Monday, July 14, 2014

MPEG-DASH : Performance of Low Latency Live Streaming using DASH

HTTP Streaming is a recent topic in multimedia communications with on-going standardization activities, especially with the MPEG DASH standard which covers on demand and live services. One of the main issues in live services deployment is the reduction of the overall latency. Low or very low latency streaming is still a challenge.
HTTP Streaming is the new approach for streaming video over  the Internet, for live and on demand cases. However, current  approaches, in particular using DASH, are not deployed for low latency live services. In this paper, we proposed to use the amendment 1 of DASH in combination with Gradual 
Decoding Refresh encoding and to deliver media frames up to  the frame. We measured the overhead introduced by the GDR  encoding and the associated fragmentation. We showed that especially for high definition content, the overhead in the  order of 13% can be acceptable. We also described an 
implementation of a streaming system comprising a DASH  live encoder generator, a DASH-aware web server and a  DASH client. With this system, we validated the approach for  very low latency streaming in local networks, with latency as  low as 240 ms.

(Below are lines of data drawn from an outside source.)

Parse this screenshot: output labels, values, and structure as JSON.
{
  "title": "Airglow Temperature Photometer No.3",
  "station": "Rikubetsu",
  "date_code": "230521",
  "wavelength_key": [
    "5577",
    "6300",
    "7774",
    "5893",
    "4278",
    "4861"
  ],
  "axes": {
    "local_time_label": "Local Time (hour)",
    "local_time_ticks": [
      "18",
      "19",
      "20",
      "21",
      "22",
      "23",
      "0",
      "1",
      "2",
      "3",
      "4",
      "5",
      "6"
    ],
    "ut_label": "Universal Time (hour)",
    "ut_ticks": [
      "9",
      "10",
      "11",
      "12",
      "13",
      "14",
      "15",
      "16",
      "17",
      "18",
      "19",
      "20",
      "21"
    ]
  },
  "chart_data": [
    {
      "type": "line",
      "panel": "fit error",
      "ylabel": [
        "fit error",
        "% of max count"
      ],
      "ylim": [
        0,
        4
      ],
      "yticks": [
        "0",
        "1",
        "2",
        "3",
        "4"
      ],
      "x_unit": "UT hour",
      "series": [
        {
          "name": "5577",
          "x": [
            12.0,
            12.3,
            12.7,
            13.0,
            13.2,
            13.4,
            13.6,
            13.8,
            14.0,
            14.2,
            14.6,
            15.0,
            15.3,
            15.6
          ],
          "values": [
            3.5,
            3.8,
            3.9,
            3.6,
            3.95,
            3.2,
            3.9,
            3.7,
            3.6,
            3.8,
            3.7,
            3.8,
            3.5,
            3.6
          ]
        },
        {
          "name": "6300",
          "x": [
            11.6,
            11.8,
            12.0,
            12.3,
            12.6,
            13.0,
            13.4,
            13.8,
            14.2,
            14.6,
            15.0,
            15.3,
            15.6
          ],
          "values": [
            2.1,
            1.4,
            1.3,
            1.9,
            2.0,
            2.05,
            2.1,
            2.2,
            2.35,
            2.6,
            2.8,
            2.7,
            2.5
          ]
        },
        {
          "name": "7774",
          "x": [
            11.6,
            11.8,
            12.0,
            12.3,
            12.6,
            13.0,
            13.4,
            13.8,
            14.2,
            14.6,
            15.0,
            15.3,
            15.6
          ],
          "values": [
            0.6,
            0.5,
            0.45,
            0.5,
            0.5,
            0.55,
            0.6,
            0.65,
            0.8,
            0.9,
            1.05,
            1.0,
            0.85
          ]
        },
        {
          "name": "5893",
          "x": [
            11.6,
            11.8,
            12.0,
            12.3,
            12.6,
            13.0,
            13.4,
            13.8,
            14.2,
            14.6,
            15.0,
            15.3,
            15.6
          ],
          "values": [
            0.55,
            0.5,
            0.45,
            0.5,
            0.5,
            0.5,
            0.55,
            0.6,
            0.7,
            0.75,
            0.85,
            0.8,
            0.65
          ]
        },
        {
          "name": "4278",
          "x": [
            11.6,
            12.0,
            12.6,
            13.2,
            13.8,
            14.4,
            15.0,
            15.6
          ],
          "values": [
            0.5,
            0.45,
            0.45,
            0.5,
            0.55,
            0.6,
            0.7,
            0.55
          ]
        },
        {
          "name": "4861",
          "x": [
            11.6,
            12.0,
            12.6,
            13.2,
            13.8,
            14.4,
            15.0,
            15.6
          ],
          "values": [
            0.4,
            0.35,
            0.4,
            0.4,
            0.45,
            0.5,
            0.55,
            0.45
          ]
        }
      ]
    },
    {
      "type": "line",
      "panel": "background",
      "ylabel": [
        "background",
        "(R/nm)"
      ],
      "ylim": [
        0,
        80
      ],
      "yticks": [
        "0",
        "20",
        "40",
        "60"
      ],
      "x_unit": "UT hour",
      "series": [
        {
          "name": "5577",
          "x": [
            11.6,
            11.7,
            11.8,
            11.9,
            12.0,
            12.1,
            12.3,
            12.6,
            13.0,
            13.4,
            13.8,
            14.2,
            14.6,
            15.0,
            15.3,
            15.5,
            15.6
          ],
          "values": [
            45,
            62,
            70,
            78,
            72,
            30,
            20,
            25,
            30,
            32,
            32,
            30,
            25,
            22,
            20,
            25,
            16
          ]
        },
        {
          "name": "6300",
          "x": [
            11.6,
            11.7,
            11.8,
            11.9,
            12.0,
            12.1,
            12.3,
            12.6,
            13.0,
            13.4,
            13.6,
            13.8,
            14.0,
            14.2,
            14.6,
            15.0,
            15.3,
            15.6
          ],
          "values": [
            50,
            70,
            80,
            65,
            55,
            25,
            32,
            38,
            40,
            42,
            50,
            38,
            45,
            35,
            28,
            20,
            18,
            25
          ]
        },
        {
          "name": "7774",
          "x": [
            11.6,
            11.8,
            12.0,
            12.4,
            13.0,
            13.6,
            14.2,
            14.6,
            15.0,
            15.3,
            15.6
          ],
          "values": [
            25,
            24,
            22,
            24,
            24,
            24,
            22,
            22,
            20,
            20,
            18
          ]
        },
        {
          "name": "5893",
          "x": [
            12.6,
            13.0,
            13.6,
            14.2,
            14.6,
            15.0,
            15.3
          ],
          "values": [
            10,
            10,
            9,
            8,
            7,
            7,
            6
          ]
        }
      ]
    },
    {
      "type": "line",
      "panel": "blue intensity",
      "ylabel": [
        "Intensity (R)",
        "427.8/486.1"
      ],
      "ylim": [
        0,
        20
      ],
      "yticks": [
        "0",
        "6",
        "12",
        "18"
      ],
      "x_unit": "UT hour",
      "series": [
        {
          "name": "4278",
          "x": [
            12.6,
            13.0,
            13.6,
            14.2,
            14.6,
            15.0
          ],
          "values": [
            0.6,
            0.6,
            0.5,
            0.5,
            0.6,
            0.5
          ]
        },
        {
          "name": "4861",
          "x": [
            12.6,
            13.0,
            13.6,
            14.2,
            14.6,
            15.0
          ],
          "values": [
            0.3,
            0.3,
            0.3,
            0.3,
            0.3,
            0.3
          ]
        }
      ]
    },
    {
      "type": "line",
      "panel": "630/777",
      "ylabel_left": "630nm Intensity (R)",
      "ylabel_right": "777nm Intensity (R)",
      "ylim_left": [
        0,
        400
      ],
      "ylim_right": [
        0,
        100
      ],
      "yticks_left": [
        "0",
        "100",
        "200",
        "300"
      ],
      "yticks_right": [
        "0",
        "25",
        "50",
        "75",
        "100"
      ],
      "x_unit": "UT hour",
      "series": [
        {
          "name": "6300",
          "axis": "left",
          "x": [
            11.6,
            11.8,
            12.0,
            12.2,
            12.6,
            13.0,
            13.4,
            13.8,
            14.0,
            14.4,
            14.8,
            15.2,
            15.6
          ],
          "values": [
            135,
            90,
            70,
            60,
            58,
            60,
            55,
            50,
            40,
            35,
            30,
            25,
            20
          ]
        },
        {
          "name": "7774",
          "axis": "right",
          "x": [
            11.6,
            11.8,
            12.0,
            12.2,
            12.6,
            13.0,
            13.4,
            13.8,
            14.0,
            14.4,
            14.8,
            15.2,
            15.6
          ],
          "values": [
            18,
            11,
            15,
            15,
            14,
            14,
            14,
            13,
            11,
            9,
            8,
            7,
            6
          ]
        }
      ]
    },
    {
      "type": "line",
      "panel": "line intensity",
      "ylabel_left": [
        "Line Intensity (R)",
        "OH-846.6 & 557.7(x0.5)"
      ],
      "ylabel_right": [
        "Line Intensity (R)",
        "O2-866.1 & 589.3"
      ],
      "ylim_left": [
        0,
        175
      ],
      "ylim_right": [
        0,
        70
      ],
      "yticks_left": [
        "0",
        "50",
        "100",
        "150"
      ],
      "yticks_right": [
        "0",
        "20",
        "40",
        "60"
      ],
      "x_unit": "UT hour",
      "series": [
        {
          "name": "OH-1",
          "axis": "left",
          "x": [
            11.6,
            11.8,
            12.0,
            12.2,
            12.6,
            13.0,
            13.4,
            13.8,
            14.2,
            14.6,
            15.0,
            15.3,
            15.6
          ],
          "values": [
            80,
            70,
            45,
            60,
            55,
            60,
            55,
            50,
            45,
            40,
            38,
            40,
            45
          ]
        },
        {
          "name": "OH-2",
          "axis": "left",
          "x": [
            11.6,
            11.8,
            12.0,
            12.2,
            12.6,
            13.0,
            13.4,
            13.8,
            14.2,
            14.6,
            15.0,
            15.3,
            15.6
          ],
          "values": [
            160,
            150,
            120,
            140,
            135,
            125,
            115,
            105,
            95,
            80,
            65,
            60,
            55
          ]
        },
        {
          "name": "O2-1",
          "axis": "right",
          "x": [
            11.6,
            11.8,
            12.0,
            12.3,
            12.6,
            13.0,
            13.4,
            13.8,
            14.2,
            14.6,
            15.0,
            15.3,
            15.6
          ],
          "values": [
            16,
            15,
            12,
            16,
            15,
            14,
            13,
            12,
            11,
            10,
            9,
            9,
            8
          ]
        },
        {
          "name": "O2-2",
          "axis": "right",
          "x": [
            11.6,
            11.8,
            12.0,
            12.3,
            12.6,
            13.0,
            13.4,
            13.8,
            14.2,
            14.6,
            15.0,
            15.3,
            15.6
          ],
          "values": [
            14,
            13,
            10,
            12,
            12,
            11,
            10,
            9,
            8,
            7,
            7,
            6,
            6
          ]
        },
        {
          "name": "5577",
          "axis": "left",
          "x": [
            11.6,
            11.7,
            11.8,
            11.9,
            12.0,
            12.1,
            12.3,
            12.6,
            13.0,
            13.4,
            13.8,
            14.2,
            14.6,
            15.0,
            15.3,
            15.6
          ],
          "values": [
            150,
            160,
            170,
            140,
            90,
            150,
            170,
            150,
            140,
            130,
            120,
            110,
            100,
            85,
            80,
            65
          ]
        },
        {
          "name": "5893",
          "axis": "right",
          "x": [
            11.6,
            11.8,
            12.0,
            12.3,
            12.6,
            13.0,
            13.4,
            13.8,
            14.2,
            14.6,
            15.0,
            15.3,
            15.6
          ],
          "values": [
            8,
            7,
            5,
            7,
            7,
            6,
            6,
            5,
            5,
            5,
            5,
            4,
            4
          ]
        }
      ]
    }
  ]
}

In future work, we plan to examine how such  low latency system will behave in real content delivery  networks, and to further exploit the combined use of GDR and  chunk encoding to enable fetching segments not from their start, reducing the initial delay and enabling faster switching

In this Paper, Author push the use of DASH to its limits with regards to latency, down to fragments being only one frame, and evaluate the overhead introduced by that approach and the combination of: low latency video coding techniques, in particular Gradual Decoding Refresh; low latency HTTP streaming, in particular using chunked-transfer encoding; and associated ISOBMF packaging.


We experiment DASH streaming using these techniques in local networks to measure the actual end-to-end latency, as low as 240 milliseconds, for an encoding and packaging overhead in the order of 13% for HD sequences and thus validate the feasibility of very low latency DASH live streaming in local networks.